SPD lud, Isabel Wilke kam aber nicht... (Allgemein)

H. Lamarr @, München, Donnerstag, 16.01.2020, 13:33 (vor 2 Tagen) @ H. Lamarr

Mich erinnert das an ähnliche Begebenheiten, zum Beispiel mit dem Herrn Gutbier. Wenn ausgewiesene Fachleute mit Kritikern Tacheles reden sollen / wollen, erscheinen letztere oft nicht. Woran liegt das wohl?

Wenn das Kompetenzgefälle steil ist, gerät man leicht ins Rutschen und dann geht's ohne Halten steil bergab. Das wissen die Mädels und auch die Jungs der Szene nur zu gut. Es gibt mMn für die aber noch mindestens zwei weitere Gründe, solchen prekären Situationen aus dem Weg zu gehen, dafür isses mir jetzt aber zu spät.

Das Kompetenzgefälle ist aus meiner Sicht der Hauptgrund, um ausgewiesenen Fachleuten systematisch aus dem Weg zu gehen. Wer blamiert sich schon gerne vor Publikum. Dies erklärt auch, warum Vereine wie die sogenannte Kompetenzinitiative und Diagnose-Funk am liebsten von eigenen Kanzeln aus predigen (eigene Websites) jedoch keinerlei Online-Rückmeldungen zulassen (Kommentare, Diskussionsforum). Dies schützt vor kompetentem Widerspruch, der unqualifizierte Alarmmeldungen der Vereine auf deren eigenem Hoheitsgebiet entwerten könnte.

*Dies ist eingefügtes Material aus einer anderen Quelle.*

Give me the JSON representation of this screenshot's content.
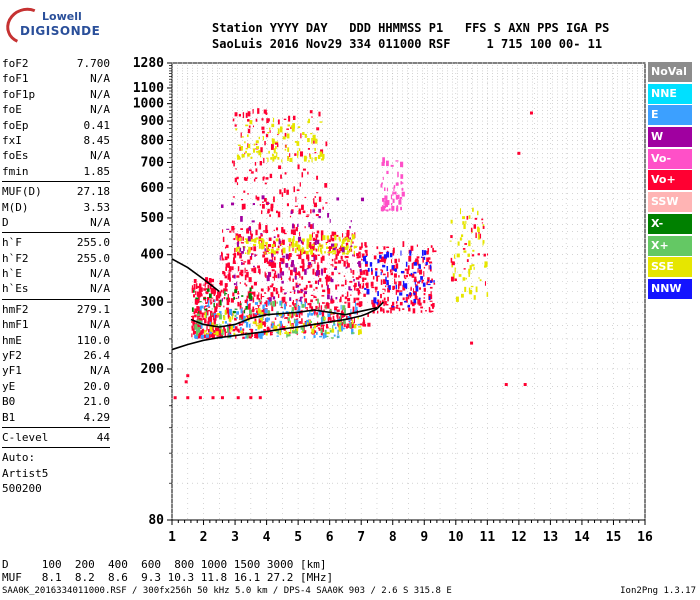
{
  "logo": {
    "top": "Lowell",
    "bottom": "DIGISONDE"
  },
  "header": {
    "line1": "Station YYYY DAY   DDD HHMMSS P1   FFS S AXN PPS IGA PS",
    "line2": "SaoLuis 2016 Nov29 334 011000 RSF     1 715 100 00- 11"
  },
  "params_groups": [
    [
      {
        "label": "foF2",
        "value": "7.700"
      },
      {
        "label": "foF1",
        "value": "N/A"
      },
      {
        "label": "foF1p",
        "value": "N/A"
      },
      {
        "label": "foE",
        "value": "N/A"
      },
      {
        "label": "foEp",
        "value": "0.41"
      },
      {
        "label": "fxI",
        "value": "8.45"
      },
      {
        "label": "foEs",
        "value": "N/A"
      },
      {
        "label": "fmin",
        "value": "1.85"
      }
    ],
    [
      {
        "label": "MUF(D)",
        "value": "27.18"
      },
      {
        "label": "M(D)",
        "value": "3.53"
      },
      {
        "label": "D",
        "value": "N/A"
      }
    ],
    [
      {
        "label": "h`F",
        "value": "255.0"
      },
      {
        "label": "h`F2",
        "value": "255.0"
      },
      {
        "label": "h`E",
        "value": "N/A"
      },
      {
        "label": "h`Es",
        "value": "N/A"
      }
    ],
    [
      {
        "label": "hmF2",
        "value": "279.1"
      },
      {
        "label": "hmF1",
        "value": "N/A"
      },
      {
        "label": "hmE",
        "value": "110.0"
      },
      {
        "label": "yF2",
        "value": "26.4"
      },
      {
        "label": "yF1",
        "value": "N/A"
      },
      {
        "label": "yE",
        "value": "20.0"
      },
      {
        "label": "B0",
        "value": "21.0"
      },
      {
        "label": "B1",
        "value": "4.29"
      }
    ],
    [
      {
        "label": "C-level",
        "value": "44"
      }
    ]
  ],
  "autoscaling": {
    "line1": "Auto:",
    "line2": "Artist5",
    "line3": "500200"
  },
  "legend": [
    {
      "label": "NoVal",
      "color": "#8c8c8c"
    },
    {
      "label": "NNE",
      "color": "#00e0ff"
    },
    {
      "label": "E",
      "color": "#3ca0ff"
    },
    {
      "label": "W",
      "color": "#a000a0"
    },
    {
      "label": "Vo-",
      "color": "#ff50c8"
    },
    {
      "label": "Vo+",
      "color": "#ff0032"
    },
    {
      "label": "SSW",
      "color": "#ffb4b4"
    },
    {
      "label": "X-",
      "color": "#008000"
    },
    {
      "label": "X+",
      "color": "#64c864"
    },
    {
      "label": "SSE",
      "color": "#e6e600"
    },
    {
      "label": "NNW",
      "color": "#1414ff"
    }
  ],
  "chart_data": {
    "type": "scatter",
    "title": "",
    "xlabel": "",
    "ylabel": "",
    "xlim": [
      1,
      16
    ],
    "ylim": [
      80,
      1280
    ],
    "y_scale": "log",
    "grid": "dotted",
    "x_ticks": [
      1,
      2,
      3,
      4,
      5,
      6,
      7,
      8,
      9,
      10,
      11,
      12,
      13,
      14,
      15,
      16
    ],
    "y_ticks": [
      80,
      200,
      300,
      400,
      500,
      600,
      700,
      800,
      900,
      1000,
      1100,
      1280
    ],
    "series": [
      {
        "type": "line",
        "x": [
          1.0,
          1.5,
          2.0,
          2.5,
          3.0,
          3.5,
          4.0,
          4.5,
          5.0,
          5.5,
          6.0,
          6.5,
          7.0,
          7.2,
          7.5,
          7.7
        ],
        "y": [
          225,
          232,
          238,
          242,
          245,
          248,
          251,
          255,
          258,
          262,
          266,
          270,
          276,
          280,
          288,
          300
        ]
      },
      {
        "type": "line",
        "x": [
          1.6,
          2.0,
          2.5,
          3.0,
          3.5,
          4.0,
          4.5,
          5.0,
          5.5,
          6.0,
          6.5,
          7.0,
          7.5
        ],
        "y": [
          270,
          262,
          258,
          262,
          272,
          278,
          280,
          282,
          286,
          282,
          278,
          284,
          290
        ]
      },
      {
        "type": "line",
        "x": [
          1.0,
          1.5,
          2.0,
          2.5
        ],
        "y": [
          390,
          370,
          345,
          320
        ]
      },
      {
        "type": "points",
        "x": [
          1.1,
          1.5,
          1.9,
          2.3,
          2.6,
          3.1,
          3.5,
          3.8
        ],
        "y": [
          168,
          168,
          168,
          168,
          168,
          168,
          168,
          168
        ]
      },
      {
        "type": "points",
        "x": [
          1.45,
          1.5
        ],
        "y": [
          185,
          192
        ]
      },
      {
        "type": "points",
        "x": [
          12.4,
          12.0,
          12.2,
          10.5,
          11.6
        ],
        "y": [
          945,
          740,
          182,
          234,
          182
        ]
      }
    ],
    "clusters": [
      {
        "x": [
          1.6,
          2.5
        ],
        "y": [
          240,
          340
        ],
        "color": "#ff0032",
        "n": 200
      },
      {
        "x": [
          2.5,
          4.0
        ],
        "y": [
          240,
          480
        ],
        "color": "#ff0032",
        "n": 260
      },
      {
        "x": [
          4.0,
          5.8
        ],
        "y": [
          245,
          470
        ],
        "color": "#ff0032",
        "n": 260
      },
      {
        "x": [
          5.8,
          7.2
        ],
        "y": [
          255,
          450
        ],
        "color": "#ff0032",
        "n": 200
      },
      {
        "x": [
          7.3,
          9.3
        ],
        "y": [
          280,
          420
        ],
        "color": "#ff0032",
        "n": 200
      },
      {
        "x": [
          1.6,
          7.0
        ],
        "y": [
          240,
          300
        ],
        "color": "#3ca0ff",
        "n": 120
      },
      {
        "x": [
          1.6,
          7.0
        ],
        "y": [
          240,
          300
        ],
        "color": "#64c864",
        "n": 80
      },
      {
        "x": [
          2.0,
          7.0
        ],
        "y": [
          245,
          280
        ],
        "color": "#e6e600",
        "n": 80
      },
      {
        "x": [
          3.0,
          6.8
        ],
        "y": [
          400,
          440
        ],
        "color": "#e6e600",
        "n": 120
      },
      {
        "x": [
          2.9,
          5.9
        ],
        "y": [
          500,
          950
        ],
        "color": "#ff0032",
        "n": 140
      },
      {
        "x": [
          3.0,
          5.8
        ],
        "y": [
          700,
          900
        ],
        "color": "#e6e600",
        "n": 90
      },
      {
        "x": [
          2.5,
          7.0
        ],
        "y": [
          300,
          560
        ],
        "color": "#a000a0",
        "n": 110
      },
      {
        "x": [
          7.0,
          9.3
        ],
        "y": [
          290,
          400
        ],
        "color": "#1414ff",
        "n": 70
      },
      {
        "x": [
          7.6,
          8.3
        ],
        "y": [
          520,
          720
        ],
        "color": "#ff50c8",
        "n": 50
      },
      {
        "x": [
          9.8,
          11.0
        ],
        "y": [
          300,
          520
        ],
        "color": "#e6e600",
        "n": 50
      },
      {
        "x": [
          9.8,
          11.0
        ],
        "y": [
          330,
          500
        ],
        "color": "#ff0032",
        "n": 25
      },
      {
        "x": [
          1.6,
          3.5
        ],
        "y": [
          280,
          320
        ],
        "color": "#008000",
        "n": 25
      }
    ]
  },
  "footer": {
    "row1_label": "D",
    "row1_values": "100  200  400  600  800 1000 1500 3000 [km]",
    "row2_label": "MUF",
    "row2_values": "8.1  8.2  8.6  9.3 10.3 11.8 16.1 27.2 [MHz]",
    "filename_line": "SAA0K_2016334011000.RSF / 300fx256h 50 kHz 5.0 km / DPS-4 SAA0K 903 / 2.6 S 315.8 E",
    "version": "Ion2Png 1.3.17"
  }
}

Zweiter Beweggrund fürs Kneifen: Referenten der Mobilfunkgegner können nahezu ausnahmslos davon ausgehen, bei ihren Auftritten vor Publikum ein Heimspiel zu haben. Dafür sorgen in aller Regel schon die vor Ort aktiven Helfer, die über Netzwerke die richtigen Gesinnungsgenossen mobilisieren. Auch völlig unqualifizierte Anti-Mobilfunk-Referenten können sich so Beifallsbekundungen des Publikums sicher sein, wogegen Argumentationsgegner mit deutlichen Missfallensbekundungen rechnen müssen. Weicht dieses wohlig warme Bad in einer Menge aufgebrachter Wutbürger der kalten Dusche einer nüchternen Sachstandsbefragung durch Politiker, sehen sich Anti-Mobilfunk-Referenten allein auf weiter Flur und geraten womöglich in Schnappatmung.

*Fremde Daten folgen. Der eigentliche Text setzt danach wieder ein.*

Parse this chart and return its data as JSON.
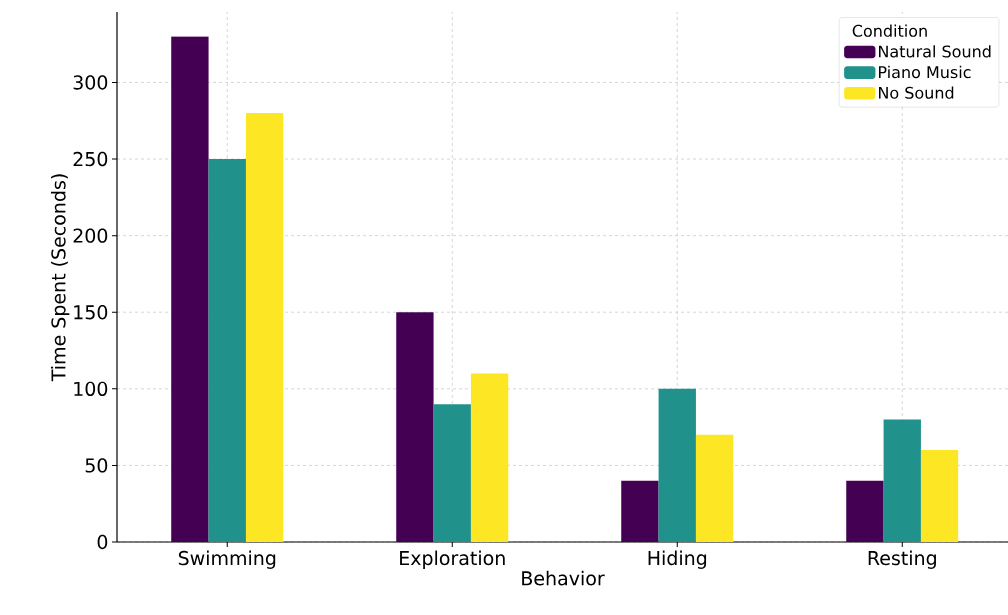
{
  "chart_data": {
    "type": "bar",
    "xlabel": "Behavior",
    "ylabel": "Time Spent (Seconds)",
    "legend_title": "Condition",
    "categories": [
      "Swimming",
      "Exploration",
      "Hiding",
      "Resting"
    ],
    "series": [
      {
        "name": "Natural Sound",
        "color": "#440154",
        "values": [
          330,
          150,
          40,
          40
        ]
      },
      {
        "name": "Piano Music",
        "color": "#21918c",
        "values": [
          250,
          90,
          100,
          80
        ]
      },
      {
        "name": "No Sound",
        "color": "#fde725",
        "values": [
          280,
          110,
          70,
          60
        ]
      }
    ],
    "ylim": [
      0,
      346
    ],
    "yticks": [
      0,
      50,
      100,
      150,
      200,
      250,
      300
    ],
    "grid": true,
    "legend": "top right"
  }
}
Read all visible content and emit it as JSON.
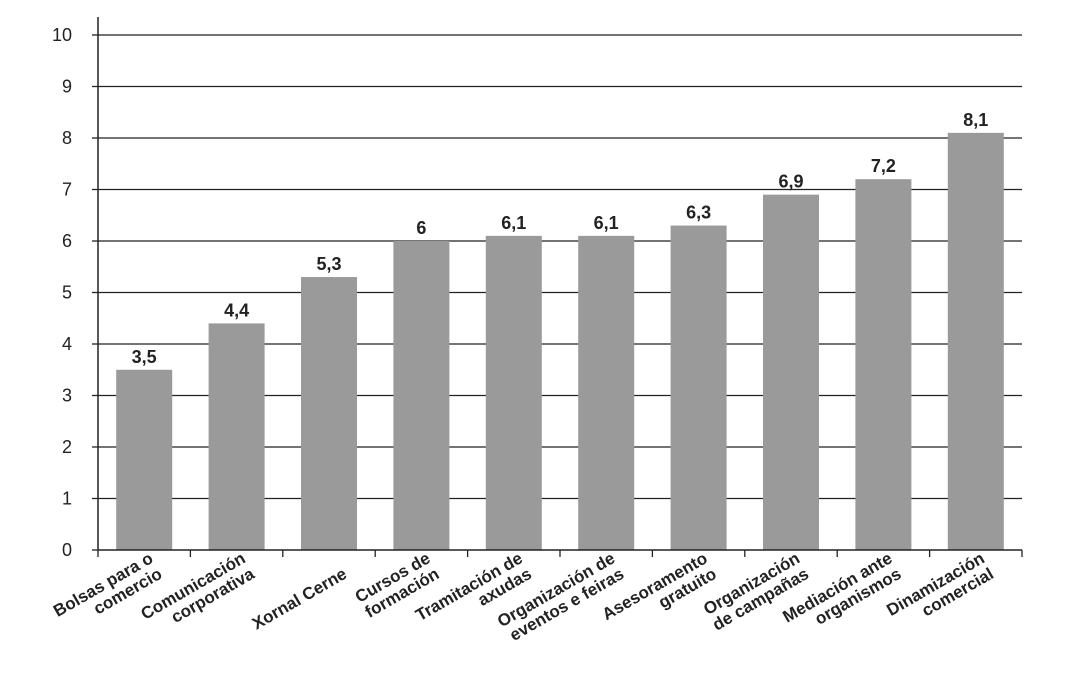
{
  "chart_data": {
    "type": "bar",
    "title": "",
    "xlabel": "",
    "ylabel": "",
    "ylim": [
      0,
      10
    ],
    "yticks": [
      0,
      1,
      2,
      3,
      4,
      5,
      6,
      7,
      8,
      9,
      10
    ],
    "grid": true,
    "bar_color": "#9a9a9a",
    "categories": [
      [
        "Bolsas para o",
        "comercio"
      ],
      [
        "Comunicación",
        "corporativa"
      ],
      [
        "Xornal Cerne"
      ],
      [
        "Cursos de",
        "formación"
      ],
      [
        "Tramitación de",
        "axudas"
      ],
      [
        "Organización de",
        "eventos  e feiras"
      ],
      [
        "Asesoramento",
        "gratuito"
      ],
      [
        "Organización",
        "de campañas"
      ],
      [
        "Mediación ante",
        "organismos"
      ],
      [
        "Dinamización",
        "comercial"
      ]
    ],
    "values": [
      3.5,
      4.4,
      5.3,
      6,
      6.1,
      6.1,
      6.3,
      6.9,
      7.2,
      8.1
    ],
    "data_labels": [
      "3,5",
      "4,4",
      "5,3",
      "6",
      "6,1",
      "6,1",
      "6,3",
      "6,9",
      "7,2",
      "8,1"
    ]
  }
}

Dritter Beweggrund fürs Kneifen: Referenten der Mobilfunkgegner wissen, dass sie nur bei Laien punkten können. Sie treten deshalb nahezu ausnahmslos vor Laienpublikum auf. Ein Auftritt ohne Publikum (SPD-Veranstaltung) oder noch viel schlimmer – vor Fachpublikum, ist für einen Referenten aus der Szene daher unattraktiv bis angsteinflößend.

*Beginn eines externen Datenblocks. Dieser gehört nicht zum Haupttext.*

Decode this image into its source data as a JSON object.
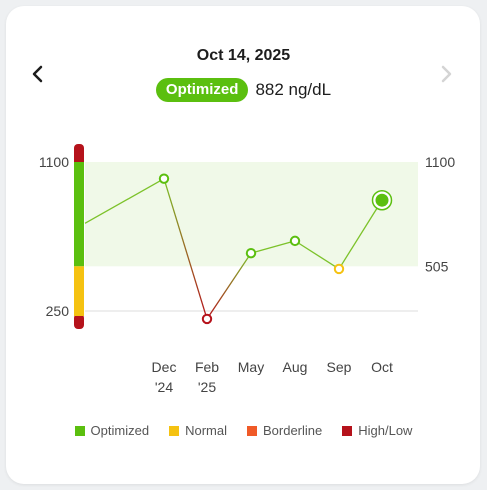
{
  "header": {
    "date": "Oct 14, 2025",
    "status_badge": "Optimized",
    "reading": "882 ng/dL",
    "prev_icon": "chevron-left-icon",
    "next_icon": "chevron-right-icon"
  },
  "colors": {
    "optimized": "#5bbf0f",
    "normal": "#f5c211",
    "borderline": "#f05a28",
    "high_low": "#b5121b",
    "band": "#f0f9e8",
    "line": "#7cc22a"
  },
  "legend": [
    {
      "label": "Optimized",
      "color": "#5bbf0f"
    },
    {
      "label": "Normal",
      "color": "#f5c211"
    },
    {
      "label": "Borderline",
      "color": "#f05a28"
    },
    {
      "label": "High/Low",
      "color": "#b5121b"
    }
  ],
  "chart_data": {
    "type": "line",
    "left_axis_ticks": [
      1100,
      250
    ],
    "right_axis_ticks": [
      1100,
      505
    ],
    "ylim": [
      250,
      1100
    ],
    "optimal_band": [
      505,
      1100
    ],
    "categories": [
      {
        "line1": "Dec",
        "line2": "'24"
      },
      {
        "line1": "Feb",
        "line2": "'25"
      },
      {
        "line1": "May",
        "line2": ""
      },
      {
        "line1": "Aug",
        "line2": ""
      },
      {
        "line1": "Sep",
        "line2": ""
      },
      {
        "line1": "Oct",
        "line2": ""
      }
    ],
    "start_value": 750,
    "points": [
      {
        "category": 0,
        "value": 1005,
        "status": "optimized"
      },
      {
        "category": 1,
        "value": 205,
        "status": "high_low"
      },
      {
        "category": 2,
        "value": 580,
        "status": "optimized"
      },
      {
        "category": 3,
        "value": 650,
        "status": "optimized"
      },
      {
        "category": 4,
        "value": 490,
        "status": "normal"
      },
      {
        "category": 5,
        "value": 882,
        "status": "optimized",
        "current": true
      }
    ]
  }
}
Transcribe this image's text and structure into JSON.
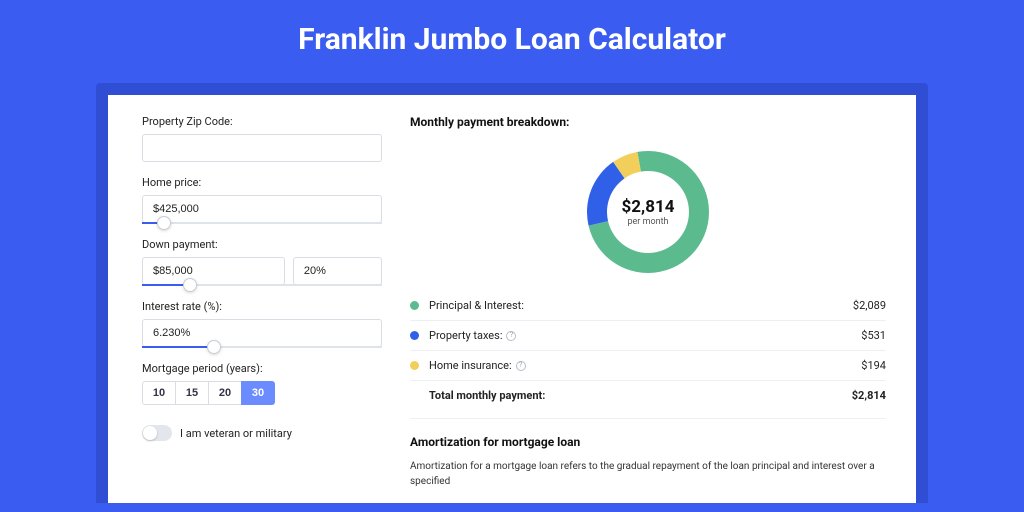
{
  "title": "Franklin Jumbo Loan Calculator",
  "colors": {
    "page_bg": "#3a5cf0",
    "shadow_bg": "#2f4ed4",
    "card_bg": "#ffffff",
    "slider_fill": "#3a5cf0",
    "period_active_bg": "#6b8cff"
  },
  "form": {
    "zip": {
      "label": "Property Zip Code:",
      "value": ""
    },
    "home_price": {
      "label": "Home price:",
      "value": "$425,000",
      "slider_pct": 9
    },
    "down_payment": {
      "label": "Down payment:",
      "amount": "$85,000",
      "percent": "20%",
      "slider_pct": 20
    },
    "interest_rate": {
      "label": "Interest rate (%):",
      "value": "6.230%",
      "slider_pct": 30
    },
    "mortgage_period": {
      "label": "Mortgage period (years):",
      "options": [
        "10",
        "15",
        "20",
        "30"
      ],
      "active": "30"
    },
    "veteran": {
      "label": "I am veteran or military",
      "on": false
    }
  },
  "breakdown": {
    "title": "Monthly payment breakdown:",
    "donut": {
      "type": "pie",
      "amount": "$2,814",
      "sub": "per month",
      "thickness": 20,
      "slices": [
        {
          "name": "Principal & Interest",
          "value": 2089,
          "pct": 74.2,
          "color": "#5cbb8e"
        },
        {
          "name": "Property taxes",
          "value": 531,
          "pct": 18.9,
          "color": "#3160e8"
        },
        {
          "name": "Home insurance",
          "value": 194,
          "pct": 6.9,
          "color": "#f2cf5b"
        }
      ],
      "start_angle_deg": -100
    },
    "rows": [
      {
        "dot": "#5cbb8e",
        "label": "Principal & Interest:",
        "info": false,
        "value": "$2,089"
      },
      {
        "dot": "#3160e8",
        "label": "Property taxes:",
        "info": true,
        "value": "$531"
      },
      {
        "dot": "#f2cf5b",
        "label": "Home insurance:",
        "info": true,
        "value": "$194"
      }
    ],
    "total": {
      "label": "Total monthly payment:",
      "value": "$2,814"
    }
  },
  "amortization": {
    "title": "Amortization for mortgage loan",
    "text": "Amortization for a mortgage loan refers to the gradual repayment of the loan principal and interest over a specified"
  }
}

Vierter Beweggrund fürs Kneifen: Frau Wilke wäre eine Frau gegen zwei Männer gewesen. Geht gar nicht! Denn üblicherweise sind Anti-Mobilfunk-Referenten in der Überzahl oder schlimmstenfalls gleich stark vertreten wie ihre Widersacher, wobei dann das Publikum gewöhnlich "wie ein Mann" hinter ihnen steht und so faktisch doch wieder die Überzahl gewährleistet. Öffentliche Minderheitenauftritte von Mobilfunkgegnern sind mir nicht in Erinnerung.

Fazit: Frau Wilke befand sich in einer prekären Situation, in der es für sie nur den Ausweg gab, ihre Teilnahme an der Veranstaltung abzusagen. An ihrer Stelle hätte ich ebenso gehandelt. Sie hätte vor der SPD ohne Laienpublikum im Rücken in einem Auswärtsspiel auftreten müssen und sie wäre dort als einzige Frau auf zwei Männer als Kontrahenten gestoßen, die ihr auch fachlich weit überlegen gewesen wären. Unter diesen Umständen hatte Wilke gar keine andere Wahl, als den Termin zu schwänzen, sie hätte dort aller Voraussicht nach unter großem Stress einen denkbar schlechten Eindruck hinterlassen. Gleiches sehe ich, wären statt Frau Wilke die Herrn Hensinger oder Gutbier eingeladen gewesen.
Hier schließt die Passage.